El nuevo convenio llega en ese punto del calendario. No parte de cero, sino que da continuidad a una planificación que se revisa periódicamente para incorporar nueva información científica y responder a cambios en los ecosistemas.

El acuerdo refuerza la colaboración entre la Dirección General de la Costa y el Mar y el Instituto Español de Oceanografía. El MITECO lo considera su organismo científico de referencia para el conocimiento del medio marino.

Observar el mar exige combinar campañas, series temporales, muestreos, análisis de laboratorio, cartografía y tratamiento de datos. Sin esa base científica resulta difícil decidir qué proteger, qué presión reducir o qué medida está funcionando.

La nota del ministerio subraya que el convenio permitirá disponer de conocimiento especializado para mejorar la evaluación de los ecosistemas. Ese conocimiento debe apoyar políticas de protección y sostenibilidad, no quedarse solo en informes técnicos.

También se trabajará en actuaciones relacionadas con la ordenación del espacio marítimo. El mismo mar concentra pesca, navegación, energía, conservación, turismo y otros usos, que necesitan planificarse con información suficiente.

El buen estado ambiental no equivale a un mar intacto, sin actividad humana. La Directiva Marco sobre la Estrategia Marina lo define como un océano ecológicamente diverso, limpio, sano, dinámico y productivo.

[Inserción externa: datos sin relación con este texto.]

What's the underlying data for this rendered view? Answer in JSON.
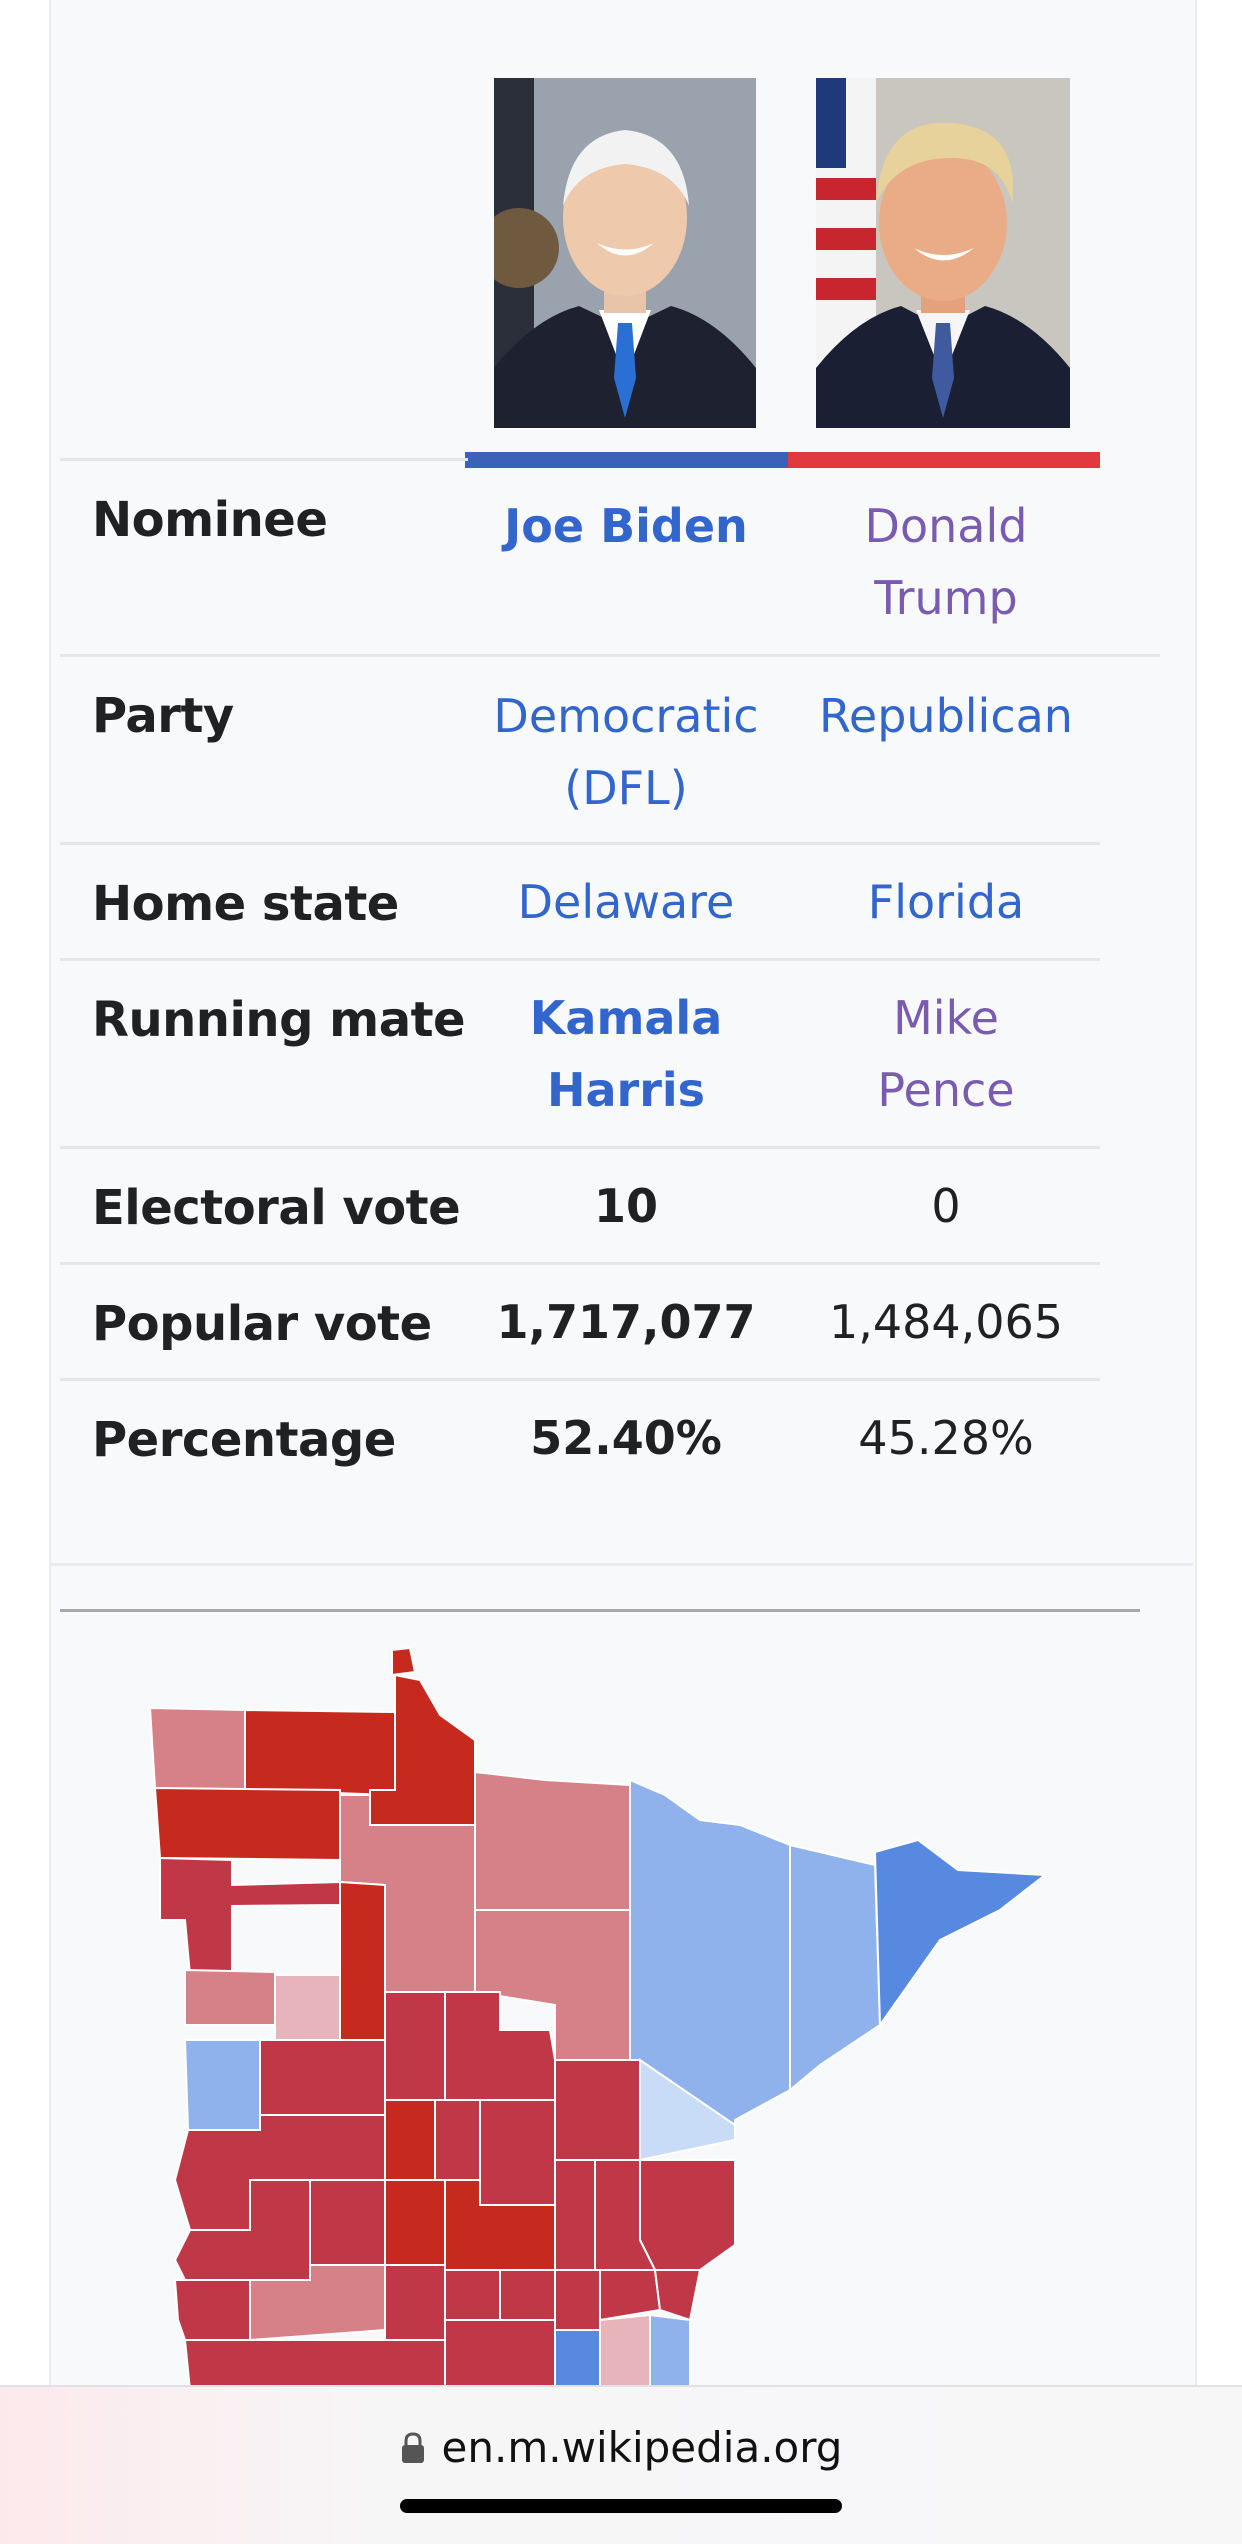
{
  "candidates": [
    {
      "name": "Joe Biden",
      "party": "Democratic (DFL)",
      "home_state": "Delaware",
      "running_mate": "Kamala Harris",
      "electoral_vote": "10",
      "popular_vote": "1,717,077",
      "percentage": "52.40%",
      "color": "#3a62b8"
    },
    {
      "name": "Donald Trump",
      "party": "Republican",
      "home_state": "Florida",
      "running_mate": "Mike Pence",
      "electoral_vote": "0",
      "popular_vote": "1,484,065",
      "percentage": "45.28%",
      "color": "#e0393e"
    }
  ],
  "rows": {
    "nominee": "Nominee",
    "party": "Party",
    "home_state": "Home state",
    "running_mate": "Running mate",
    "electoral_vote": "Electoral vote",
    "popular_vote": "Popular vote",
    "percentage": "Percentage"
  },
  "browser": {
    "url": "en.m.wikipedia.org",
    "icon": "lock-icon"
  },
  "colors": {
    "link": "#3366cc",
    "visited": "#795cb2",
    "dem": "#3a62b8",
    "rep": "#e0393e"
  }
}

La cuestión es que los usos del mar sean sostenibles y no comprometan su capacidad de responder a las presiones humanas. Eso exige conocer límites, tendencias y daños acumulados, no actuar solo cuando un problema ya es evidente.

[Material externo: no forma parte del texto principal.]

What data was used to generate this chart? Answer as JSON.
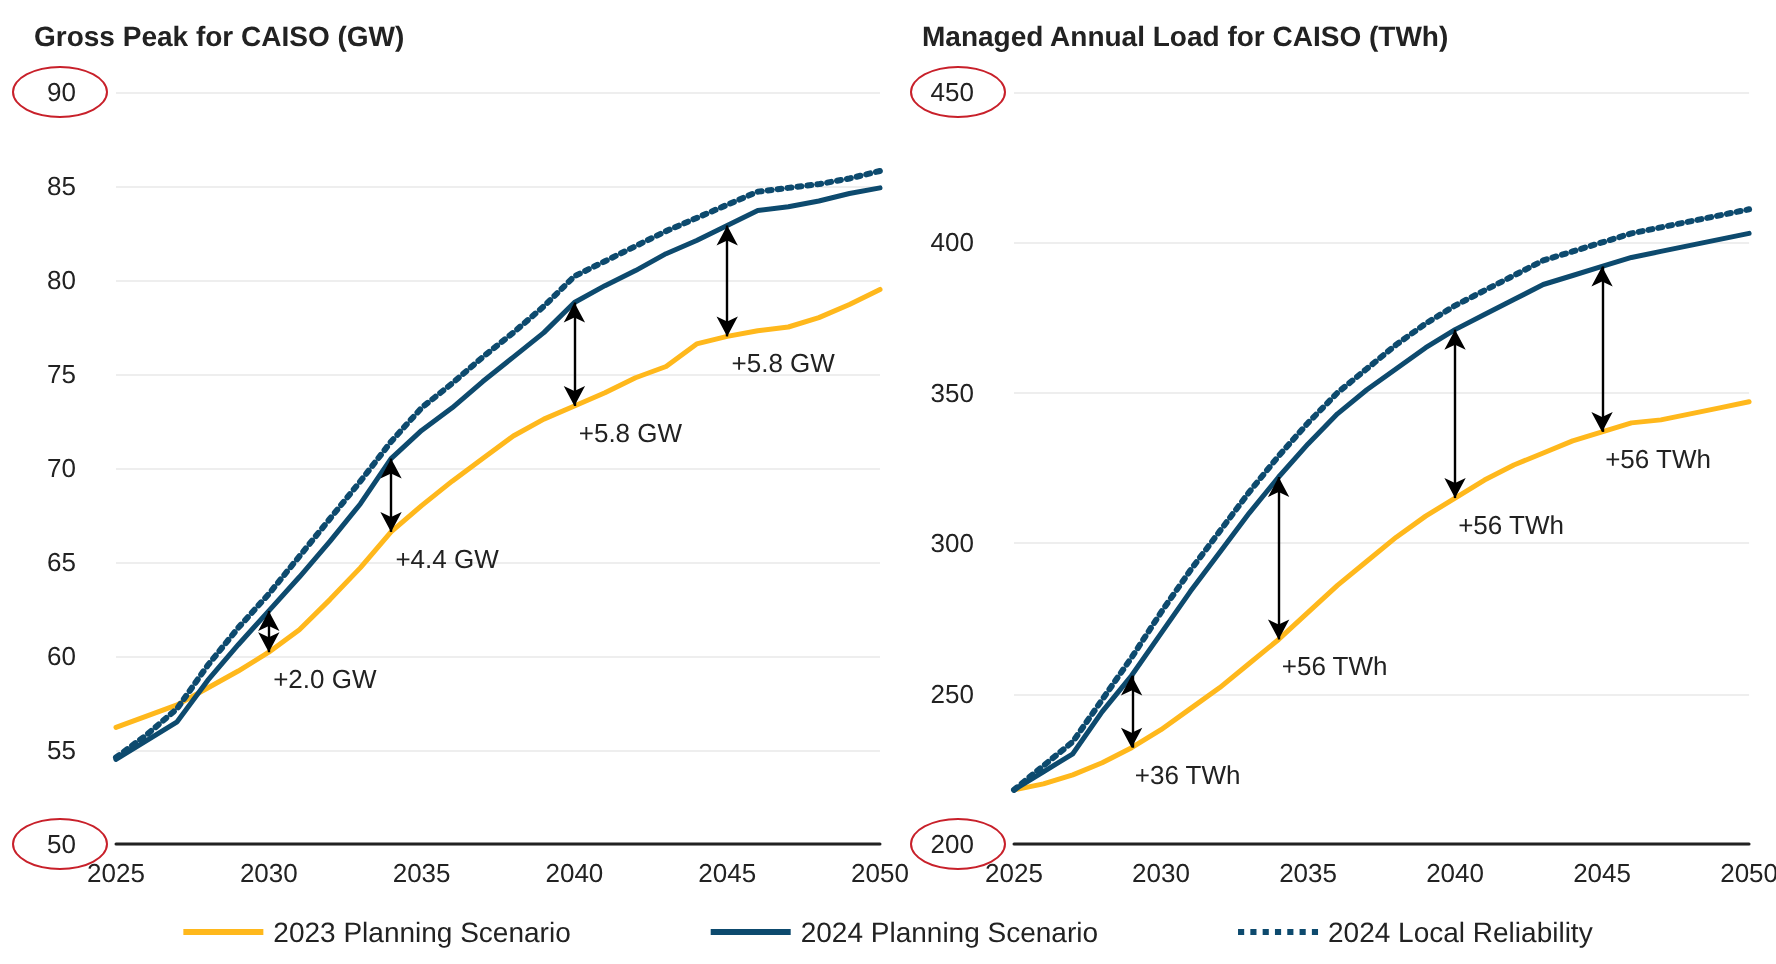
{
  "chart_data": [
    {
      "type": "line",
      "title": "Gross Peak for CAISO (GW)",
      "x": [
        2025,
        2026,
        2027,
        2028,
        2029,
        2030,
        2031,
        2032,
        2033,
        2034,
        2035,
        2036,
        2037,
        2038,
        2039,
        2040,
        2041,
        2042,
        2043,
        2044,
        2045,
        2046,
        2047,
        2048,
        2049,
        2050
      ],
      "xlim": [
        2025,
        2050
      ],
      "xticks": [
        2025,
        2030,
        2035,
        2040,
        2045,
        2050
      ],
      "ylim": [
        50,
        90
      ],
      "yticks": [
        50,
        55,
        60,
        65,
        70,
        75,
        80,
        85,
        90
      ],
      "grid": "y",
      "legend": "bottom",
      "marker": "none",
      "series": [
        {
          "name": "2023 Planning Scenario",
          "color": "#ffb81c",
          "line_style": "solid",
          "values": [
            56.2,
            56.8,
            57.4,
            58.3,
            59.2,
            60.2,
            61.4,
            63.0,
            64.7,
            66.6,
            68.0,
            69.3,
            70.5,
            71.7,
            72.6,
            73.3,
            74.0,
            74.8,
            75.4,
            76.6,
            77.0,
            77.3,
            77.5,
            78.0,
            78.7,
            79.5
          ]
        },
        {
          "name": "2024 Planning Scenario",
          "color": "#0d4a6e",
          "line_style": "solid",
          "values": [
            54.5,
            55.5,
            56.5,
            58.7,
            60.6,
            62.4,
            64.2,
            66.1,
            68.1,
            70.5,
            72.0,
            73.2,
            74.6,
            75.9,
            77.2,
            78.8,
            79.7,
            80.5,
            81.4,
            82.1,
            82.9,
            83.7,
            83.9,
            84.2,
            84.6,
            84.9
          ]
        },
        {
          "name": "2024 Local Reliability",
          "color": "#0d4a6e",
          "line_style": "dotted",
          "values": [
            54.6,
            55.8,
            57.2,
            59.5,
            61.5,
            63.3,
            65.3,
            67.3,
            69.3,
            71.4,
            73.2,
            74.5,
            75.9,
            77.2,
            78.6,
            80.2,
            81.0,
            81.8,
            82.6,
            83.3,
            84.0,
            84.7,
            84.9,
            85.1,
            85.4,
            85.8
          ]
        }
      ],
      "annotations": [
        {
          "text": "+2.0 GW",
          "x": 2030,
          "y": 60.2
        },
        {
          "text": "+4.4 GW",
          "x": 2034,
          "y": 66.6
        },
        {
          "text": "+5.8 GW",
          "x": 2040,
          "y": 73.3
        },
        {
          "text": "+5.8 GW",
          "x": 2045,
          "y": 77.0
        }
      ]
    },
    {
      "type": "line",
      "title": "Managed Annual Load for CAISO (TWh)",
      "x": [
        2025,
        2026,
        2027,
        2028,
        2029,
        2030,
        2031,
        2032,
        2033,
        2034,
        2035,
        2036,
        2037,
        2038,
        2039,
        2040,
        2041,
        2042,
        2043,
        2044,
        2045,
        2046,
        2047,
        2048,
        2049,
        2050
      ],
      "xlim": [
        2025,
        2050
      ],
      "xticks": [
        2025,
        2030,
        2035,
        2040,
        2045,
        2050
      ],
      "ylim": [
        200,
        450
      ],
      "yticks": [
        200,
        250,
        300,
        350,
        400,
        450
      ],
      "grid": "y",
      "marker": "none",
      "series": [
        {
          "color": "#ffb81c",
          "line_style": "solid",
          "values": [
            218,
            220,
            223,
            227,
            232,
            238,
            245,
            252,
            260,
            268,
            277,
            286,
            294,
            302,
            309,
            315,
            321,
            326,
            330,
            334,
            337,
            340,
            341,
            343,
            345,
            347
          ]
        },
        {
          "color": "#0d4a6e",
          "line_style": "solid",
          "values": [
            218,
            224,
            230,
            244,
            256,
            270,
            284,
            297,
            310,
            322,
            333,
            343,
            351,
            358,
            365,
            371,
            376,
            381,
            386,
            389,
            392,
            395,
            397,
            399,
            401,
            403
          ]
        },
        {
          "color": "#0d4a6e",
          "line_style": "dotted",
          "values": [
            218,
            226,
            234,
            248,
            262,
            277,
            291,
            304,
            317,
            329,
            340,
            350,
            358,
            366,
            373,
            379,
            384,
            389,
            394,
            397,
            400,
            403,
            405,
            407,
            409,
            411
          ]
        }
      ],
      "annotations": [
        {
          "text": "+36 TWh",
          "x": 2029,
          "y": 232
        },
        {
          "text": "+56 TWh",
          "x": 2034,
          "y": 268
        },
        {
          "text": "+56 TWh",
          "x": 2040,
          "y": 315
        },
        {
          "text": "+56 TWh",
          "x": 2045,
          "y": 337
        }
      ]
    }
  ]
}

Los programas de seguimiento pueden incluir indicadores sobre contaminación, especies, fondos, basuras o ruido. El dato aislado importa menos que la evolución: saber si un parámetro mejora, empeora o se mantiene permite ajustar las medidas.

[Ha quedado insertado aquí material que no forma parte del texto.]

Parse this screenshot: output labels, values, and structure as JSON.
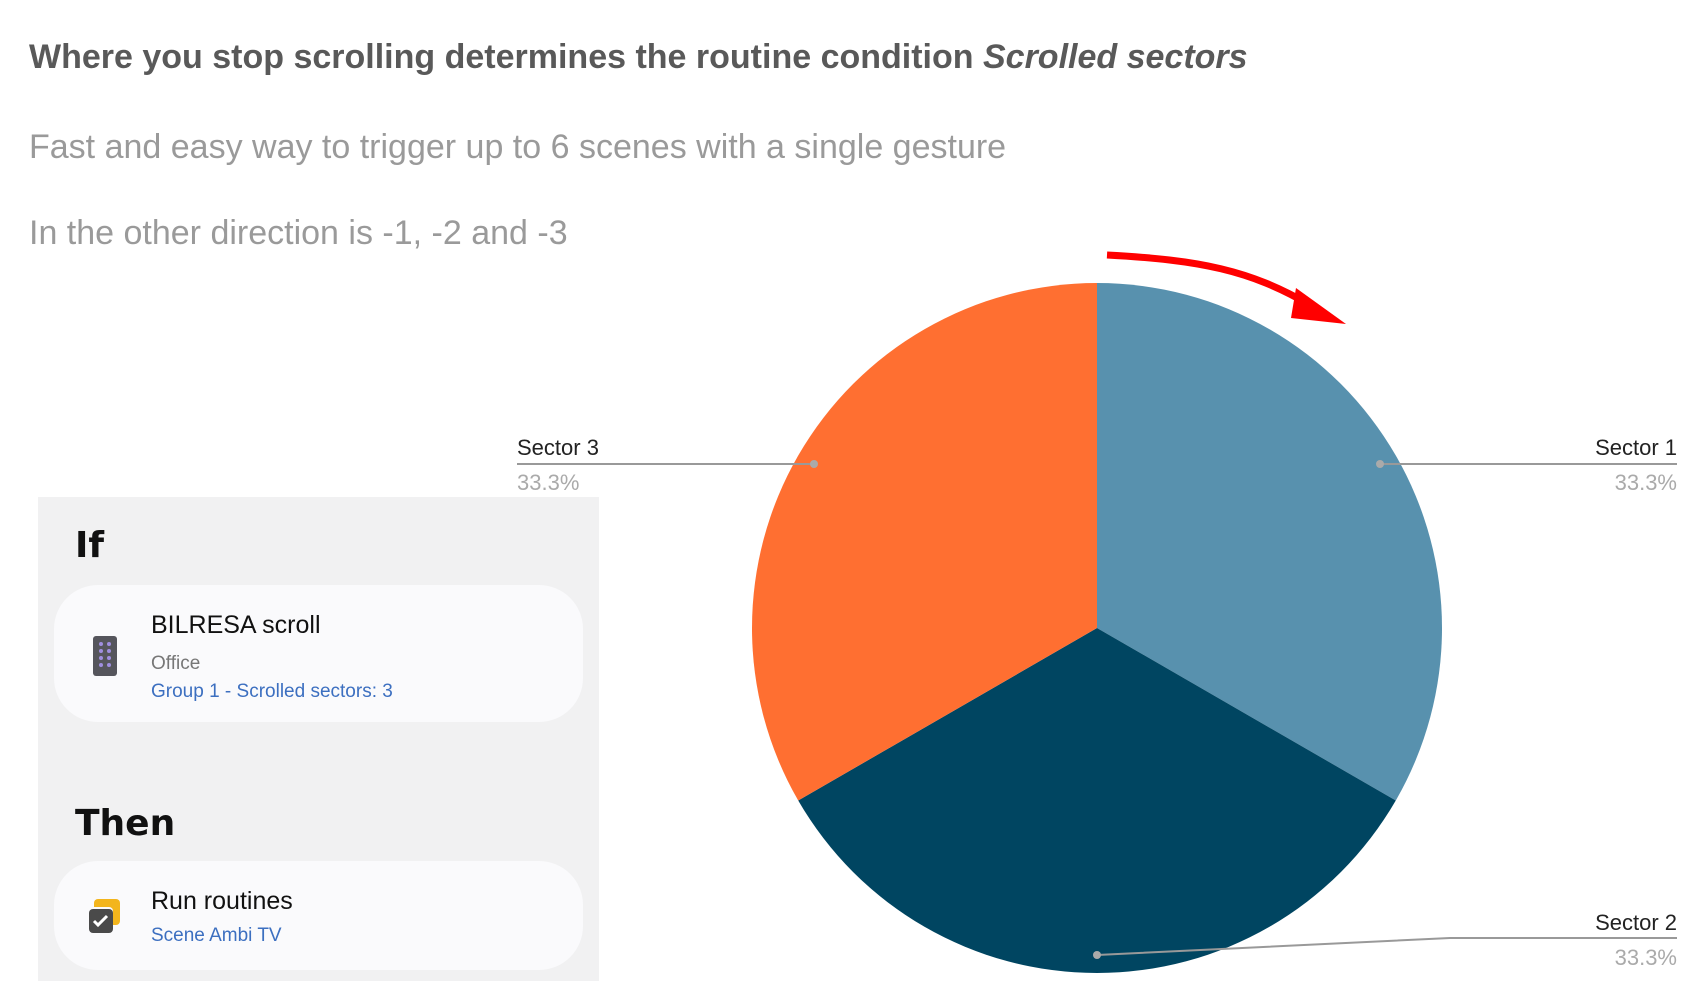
{
  "header": {
    "title_plain": "Where you stop scrolling determines the routine condition ",
    "title_italic": "Scrolled sectors",
    "subtitle1": "Fast and easy way to trigger up to 6 scenes with a single gesture",
    "subtitle2": "In the other direction is -1, -2 and -3"
  },
  "routine": {
    "if_label": "If",
    "then_label": "Then",
    "condition": {
      "icon": "remote-control-icon",
      "title": "BILRESA scroll",
      "room": "Office",
      "detail": "Group 1 - Scrolled sectors: 3"
    },
    "action": {
      "icon": "run-routines-icon",
      "title": "Run routines",
      "detail": "Scene Ambi TV"
    }
  },
  "chart_data": {
    "type": "pie",
    "direction": "clockwise",
    "start": "top",
    "categories": [
      "Sector 1",
      "Sector 2",
      "Sector 3"
    ],
    "values": [
      33.3,
      33.3,
      33.3
    ],
    "labels": [
      "33.3%",
      "33.3%",
      "33.3%"
    ],
    "colors": [
      "#5891AE",
      "#004561",
      "#FF6F31"
    ],
    "annotation": "red clockwise arrow"
  }
}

Por eso, evaluar el mar también sirve para anticipar decisiones. Una mala señal en un ecosistema puede obligar a revisar actividades, reforzar controles, modificar objetivos o plantear nuevas medidas de recuperación.

El convenio contribuirá además al cumplimiento de obligaciones europeas, en particular la Directiva Marco sobre la Estrategia Marina y la Directiva de Ordenación del Espacio Marítimo. España debe informar, planificar y actualizar sus medidas.

La inversión tiene una lectura de fondo. Proteger el mar empieza por medirlo bien. Sin seguimiento científico, las decisiones públicas pueden llegar tarde, quedarse cortas o basarse en una fotografía incompleta.

Los 25,76 millones no garantizan por sí solos que las aguas marinas alcancen el buen estado ambiental. Sí pueden mejorar la información disponible para saber dónde están los problemas y qué actuaciones resultan necesarias.